楊期滿腹委屈地低下頭:“云東,咱們是多年的朋友,你應該了解我。如果我什么腌臜事都干,那還能有足夠的精力帶領臨縣脫貧致富?”
“我正是因為了解你,所以才會質疑很多對你的指控,所以才會直到現在還愿意幫你。”
秦云東彎腰看了看行李艙內的楊期和賈天華。
賈天華悶不做聲地點點頭。
楊期則是哀嘆一聲:“我這人的命不好,什么爛事和爛人都能碰到,算得上天底下最倒霉的人……”
秦云東正色地回答:“老楊,你怎么會如此唯心,什么命不好,還不是你咎由自取?看似你是熱心幫周甜,其實不過是你的私欲作祟。你任人唯親、講排場好面子、縱容張麗胡作非為,哪一樣不是嚴重違紀?”
他大義凜然的駁斥,讓楊期無以對。
“云東,我沒想推卸責任,只是覺得比起那些到現在還吃香喝辣的貪官,我承擔的后果實在……唉,啥也不說了,你說得對,我走到今天這一步就是咎由自取。”
楊期是一個很驕傲的人,現在能承認“咎由自取”,說明他已經徹底反省。
他接著解釋自己為什么會心理不平衡。
當年他被雙規時,不管如何審訊,他都絕口不提周甜,不咬其他干部,他也盡力把苗英杰摘出去,主動扛下所有違紀責任,拒絕所謂的“戴罪立功”。
最終他遭到雙開處分后,重獲得自由,除了秦云東打過電話外,包括周通平和苗英杰在內,以前稱兄道弟的官員都一聲不吭,讓楊期倍感世態炎涼。
楊期最受打擊的是,他犧牲了前途保護周甜不受牽連,結果換來周甜的冷嘲熱諷,并警告他不要糾纏騷擾,簡直是對他莫大的侮辱。

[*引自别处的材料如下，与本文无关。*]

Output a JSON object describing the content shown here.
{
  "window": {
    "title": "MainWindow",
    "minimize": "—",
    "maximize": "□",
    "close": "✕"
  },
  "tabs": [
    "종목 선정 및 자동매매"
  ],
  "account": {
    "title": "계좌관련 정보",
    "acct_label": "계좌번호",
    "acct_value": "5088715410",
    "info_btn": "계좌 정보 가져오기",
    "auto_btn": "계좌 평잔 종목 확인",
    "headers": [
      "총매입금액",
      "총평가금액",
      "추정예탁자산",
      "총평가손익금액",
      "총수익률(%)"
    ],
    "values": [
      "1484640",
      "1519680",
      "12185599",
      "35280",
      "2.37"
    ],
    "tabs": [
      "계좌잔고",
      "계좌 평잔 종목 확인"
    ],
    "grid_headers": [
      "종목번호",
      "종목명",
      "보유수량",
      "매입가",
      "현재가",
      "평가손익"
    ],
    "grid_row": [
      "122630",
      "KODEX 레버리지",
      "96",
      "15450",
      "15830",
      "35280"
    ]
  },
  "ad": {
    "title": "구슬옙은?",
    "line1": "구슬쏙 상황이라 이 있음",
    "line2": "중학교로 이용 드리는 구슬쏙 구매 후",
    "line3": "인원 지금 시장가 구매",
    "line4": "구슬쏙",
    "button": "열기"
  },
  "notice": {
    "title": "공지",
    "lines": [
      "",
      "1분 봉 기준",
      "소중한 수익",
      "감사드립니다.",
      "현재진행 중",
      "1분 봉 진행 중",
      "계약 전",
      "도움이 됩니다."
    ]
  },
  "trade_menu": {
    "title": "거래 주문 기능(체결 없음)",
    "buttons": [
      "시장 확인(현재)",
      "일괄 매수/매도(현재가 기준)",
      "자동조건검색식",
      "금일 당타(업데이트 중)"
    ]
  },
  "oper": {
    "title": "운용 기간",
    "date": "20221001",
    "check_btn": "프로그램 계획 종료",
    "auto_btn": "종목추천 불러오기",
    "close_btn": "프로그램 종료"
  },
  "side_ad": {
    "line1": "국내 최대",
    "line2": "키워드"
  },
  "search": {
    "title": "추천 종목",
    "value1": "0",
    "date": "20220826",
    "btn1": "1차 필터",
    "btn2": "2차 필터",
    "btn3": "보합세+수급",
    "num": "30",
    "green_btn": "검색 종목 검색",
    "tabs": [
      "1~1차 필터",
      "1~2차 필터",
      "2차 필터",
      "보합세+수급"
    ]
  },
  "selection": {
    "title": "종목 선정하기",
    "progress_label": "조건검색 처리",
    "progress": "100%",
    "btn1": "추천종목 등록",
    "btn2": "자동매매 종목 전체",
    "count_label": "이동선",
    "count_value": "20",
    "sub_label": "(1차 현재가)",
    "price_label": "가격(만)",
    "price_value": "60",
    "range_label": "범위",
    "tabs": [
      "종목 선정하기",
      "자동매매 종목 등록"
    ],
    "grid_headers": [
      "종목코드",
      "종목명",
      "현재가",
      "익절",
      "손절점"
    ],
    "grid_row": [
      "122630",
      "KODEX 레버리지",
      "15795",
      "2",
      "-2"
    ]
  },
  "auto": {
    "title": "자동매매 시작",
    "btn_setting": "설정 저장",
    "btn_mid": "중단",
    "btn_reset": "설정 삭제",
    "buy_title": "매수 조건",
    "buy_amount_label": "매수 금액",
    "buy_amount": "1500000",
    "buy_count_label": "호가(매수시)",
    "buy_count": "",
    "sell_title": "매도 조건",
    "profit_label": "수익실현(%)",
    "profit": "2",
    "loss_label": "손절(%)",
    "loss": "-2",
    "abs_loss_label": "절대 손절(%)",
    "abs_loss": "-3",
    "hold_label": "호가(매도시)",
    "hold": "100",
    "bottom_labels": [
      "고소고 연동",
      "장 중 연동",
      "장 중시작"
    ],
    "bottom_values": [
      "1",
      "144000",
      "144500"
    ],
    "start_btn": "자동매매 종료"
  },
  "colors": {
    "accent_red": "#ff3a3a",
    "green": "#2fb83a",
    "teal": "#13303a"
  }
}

“我對朋友夠意思吧,但換來的是冷酷和絕情,云東,換了是你,能心平氣和接受嗎……”
楊期說著又開始哽咽起來。
“老楊,你是領導臨縣的干部,掌管著幾十萬城鎮和農村人口。而你卻拿手中的權力置換官員之間的江湖義氣,你不覺得很荒唐嗎?張麗揮霍近千萬,造成臨縣蒙受巨大損失,你卻包庇甚至保護,你對得起群眾嗎,臨縣人民能心平氣和接受你犯下的錯誤嗎?”
秦云東再次嚴厲駁斥楊期錯誤的觀念,絲毫也不給他留面子。
楊期猶如迎來當頭棒喝,再也哭不出來,或者也沒臉再哭。
秦云東嘆口氣,繼續問:
“老楊,鮑乾清為什么要和你聯系,而且還幫你辦了出國手續?”
“我被雙開后一直處于失業狀態,鮑乾清的秘書白國昌打電話叫我去省城。白國昌分析了我面臨的生活窘境,建議我換個環境。他有朋友在霉國開公司,他可以幫我申請一份待遇不錯的工作。”
楊期回憶說,當時他就知道肯定不是白國昌熱心,而是鮑乾清另有所圖。
所以他當時就直接讓白國昌說出真實目的,不用藏著掖著。
白國昌說,鮑乾清是著名的伯樂,對楊期的才能非常欣賞。
但楊期剛釋放出來,還在風口浪尖上,所以會困窘一段時間。最好的辦法是先蟄伏,等待被輿論遺忘后就能重新開始新的工作。